Con el paso del tiempo, mi hermana fue al colegio. Y con el paso del tiempo se terminó su edad escolar y comenzaron las clases particulares. Aprendió a leer, aunque no a escribir.

Vio pasar generaciones de primos por su lado; primos que iban creciendo y distanciándose por el curso natural de la vida. Primos que terminaban carreras, se casaban y tenían hijos, mientras que María seguía viviendo con mis padres, oyendo música y viendo su adorada televisión. . La televisión ha sido para ella una inagotable fuente de entretenimiento y de adquisición de conocimientos.
Insensiblemente, María se convirtió en el centro de mi casa: cada pequeño progreso, cada nueva gracias, eran relatados con enorme entusiasmo por mi padre, que siempre decía que su hija menor era un angelito.

Nadie me explicó con claridad lo que le sucedía a mi hermana. Una vez en la calle, una mujer indiscreta me preguntó si mi hermana era mongólica, y yo le contesté que no, que mi hermana no era china, que era española. Al llegar a casa comenté la anécdota y pregunté qué tenía mi hermana de especial: nada, un poco de raquitismo, fue la respuesta.

Supongo que de forma natural fui comprendiendo poco a poco lo que pasaba. Desde luego, lo que sí comprendo hoy es que mi madre no me desatendió, sino que tuvo que volcarse en ella para su supervivencia.

La vida de mis padres giraba en torno a ella. Le entregaron su vida y sus desvelos. Mi padre, sentado en su sillón leyendo la prensa u oyendo la radio; mi madre, en el sofá, junto a María, leyendo sus libros. Y María, junto a ellos, hablando con ellos o hablando sola. Desayunando, almorzando y cenando siempre juntos, yendo a misa juntos, a comer fuera juntos, a la casa de mi prima Saro los domingos, juntos...

Y yo fui también creciendo, mientras se entretejían entre mi hermana y yo unos lazos indisolubles, con nuestros juegos, con nuestras canciones, con nuestras cosas, a pesar de que yo no me ocupaba mucho de ella por aquel entonces.

Yo me dediqué a vivir mi vida: la universidad, la emancipación, el primer trabajo…

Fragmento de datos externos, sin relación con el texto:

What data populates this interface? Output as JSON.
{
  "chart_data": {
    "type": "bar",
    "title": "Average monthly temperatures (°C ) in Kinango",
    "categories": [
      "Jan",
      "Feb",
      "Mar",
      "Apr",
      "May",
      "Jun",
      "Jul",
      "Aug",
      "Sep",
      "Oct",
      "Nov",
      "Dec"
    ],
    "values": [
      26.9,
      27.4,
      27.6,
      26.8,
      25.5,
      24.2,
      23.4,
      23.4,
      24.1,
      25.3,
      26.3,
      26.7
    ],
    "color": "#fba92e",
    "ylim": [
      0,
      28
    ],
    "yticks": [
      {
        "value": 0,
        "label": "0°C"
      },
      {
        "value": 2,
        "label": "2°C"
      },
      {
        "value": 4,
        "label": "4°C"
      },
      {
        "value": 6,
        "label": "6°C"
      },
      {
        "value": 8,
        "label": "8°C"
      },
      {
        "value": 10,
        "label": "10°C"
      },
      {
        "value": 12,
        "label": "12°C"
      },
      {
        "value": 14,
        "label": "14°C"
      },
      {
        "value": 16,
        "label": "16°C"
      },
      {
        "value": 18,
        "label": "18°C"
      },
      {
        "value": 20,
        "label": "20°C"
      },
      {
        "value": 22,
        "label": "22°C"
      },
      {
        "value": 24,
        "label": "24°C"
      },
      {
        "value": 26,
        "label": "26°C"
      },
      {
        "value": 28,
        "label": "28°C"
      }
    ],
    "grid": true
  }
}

Los años siguieron pasando y mis padres se hicieron ancianos. Y ahí seguía María José, con toda su ternura, con toda su alegría. Ya no podía distinguirse quién acompañaba a quién; quién se ocupaba de quién..

María se acercaba por detrás al sillón de mi padre, y le acariciaba el pelo blanco, le acercaba las zapatillas o le alcanzaba las gafas. Y con mi madre era muy dulce, muy tierna, enormemente afectuosa.

Entre los tres formaron un círculo de amor que se retroalimentaba, que siempre estaba presente, y que para mí se ha convertido en la fuente de la que hoy bebo y en cuyas aguas me miro.

Mis relaciones con mis padres fueron conflictivas por razones obvias, entre otras porque yo era mucho más joven que ellos y porque les di bastantes disgustos, muchos de ellos propios de la irreflexión y el egoísmo, y otros inevitables por el choque generacional.

Pero llegó un día en que todo se disipó. Mis padres, ahora ancianos, necesitaban de mí, y yo de ellos, y me mudé a vivir a su casa.